Gulp. Even though this prediction feels incredibly on-the-nose, it's important to remember that on more than one occasion Browne also told grieving parents that their missing children were dead when, in fact, they were not. When criticized for this, her publicist released a statement saying "She cannot possibly be 100% correct in each and every one of her predictions." So, you know, grain of salt.
A few weeks back, fans of The Simpsons pointed out a scene from a 1993 episode that seemed prophetic to the spread of coronavirus, showing an Asian worker stricken with the flu coughing into a box that is then sent to Homer and causes an outbreak in Springfield. And since it was announced that Tom Hanks and Rita Wilson tested positive for the virus while in Australia, other Simpsons sleuths pointed to a scene in 2007's The Simpsons Movie where an animated Hanks says, "This is Tom Hanks saying if you see me in person, please, leave me be," during an advertisement for a new Grand Canyon. It's a stretch, for sure. But if you should find yourself in the proximity of Hanks and Wilson, you should probably keep your distance until they're in the clear.

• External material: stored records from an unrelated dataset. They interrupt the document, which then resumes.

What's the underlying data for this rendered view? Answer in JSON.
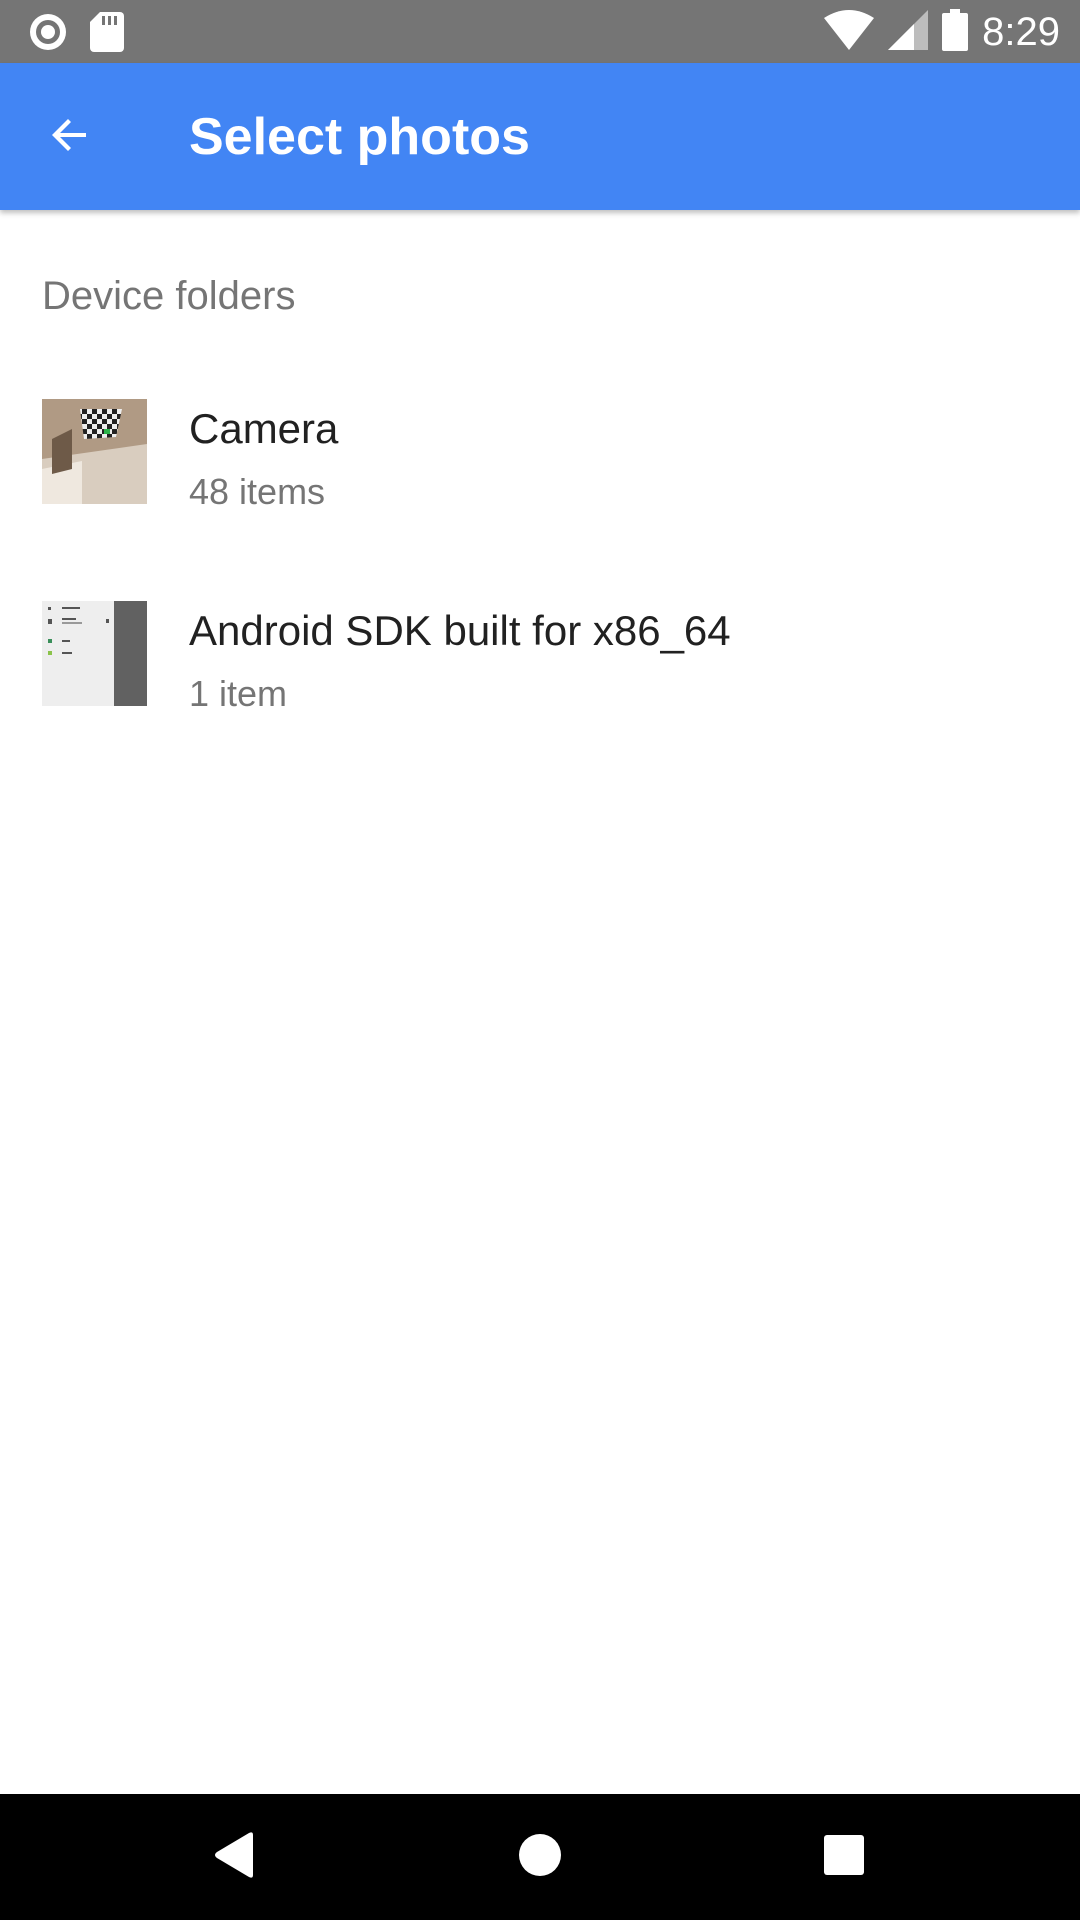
{
  "status_bar": {
    "time": "8:29",
    "icons_left": [
      "record-icon",
      "sd-card-icon"
    ],
    "icons_right": [
      "wifi-icon",
      "signal-icon",
      "battery-icon"
    ],
    "background": "#757575"
  },
  "app_bar": {
    "title": "Select photos",
    "back_icon": "arrow-back-icon",
    "background": "#4285f4"
  },
  "section": {
    "header": "Device folders"
  },
  "folders": [
    {
      "name": "Camera",
      "count": "48 items",
      "thumbnail": "camera-folder-thumbnail"
    },
    {
      "name": "Android SDK built for x86_64",
      "count": "1 item",
      "thumbnail": "screenshot-folder-thumbnail"
    }
  ],
  "nav_bar": {
    "icons": [
      "nav-back-icon",
      "nav-home-icon",
      "nav-recents-icon"
    ],
    "background": "#000000"
  }
}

Readers of the literary giant Dean Koontz have also found a staggering correlation between the coronavirus pandemic and his 1981 novel The Eyes of Darkness, in which a deadly global biological weapon called "Wuhan-400" ends up infecting millions—an uncanny inclusion of the Chinese city that's believed to be the where coronavirus originated.
Jokesters have also made unlikely heroes of those ahead of the curve when it comes to wearing respiratory masks; for instance, Bane, who as one person tweeted, wore a N95 mask and "ordered a quarantine of Manhattan over the objections of the public and whose primary foe was a man infected by a bat." They've also pointed to a video of Britney Spears dancing while wearing a face mask as proof she predicted the virus, and to Fifth Harmony's song "Work" as prescient to the work-from-home directive many have received in light of coronavirus. Wild if true!
Some of the predictions that are making their rounds are more grounded in actual scientific studies and understanding. A clip from Bill Gates' 2015 TED Talk shows the billionaire businessman and philanthropist explaining that "if anything kills over 10 million people in the next few decades, it's most likely it will be a highly infectious virus rather than a war. Not missiles but microbes." He points to a greater investment in nuclear deterrents and a lack of investment in "a system to stop an epidemic" as the cause of a future outbreak.
A good chunk of the population is stuck indoors in self-isolation as a cautionary measure, spending most of our days puttering around in sweatpants, working from home, and combing the web for entertainment. And the internet always provides—but it also offers all the more reasons to freak out. Regardless of whether anyone truly predicted the coronavirus outbreak, it's important to remember to wash your hands and stay clear of Tom Hanks. And if anything, this has all been as good a reason as any to rewatch Space Jam.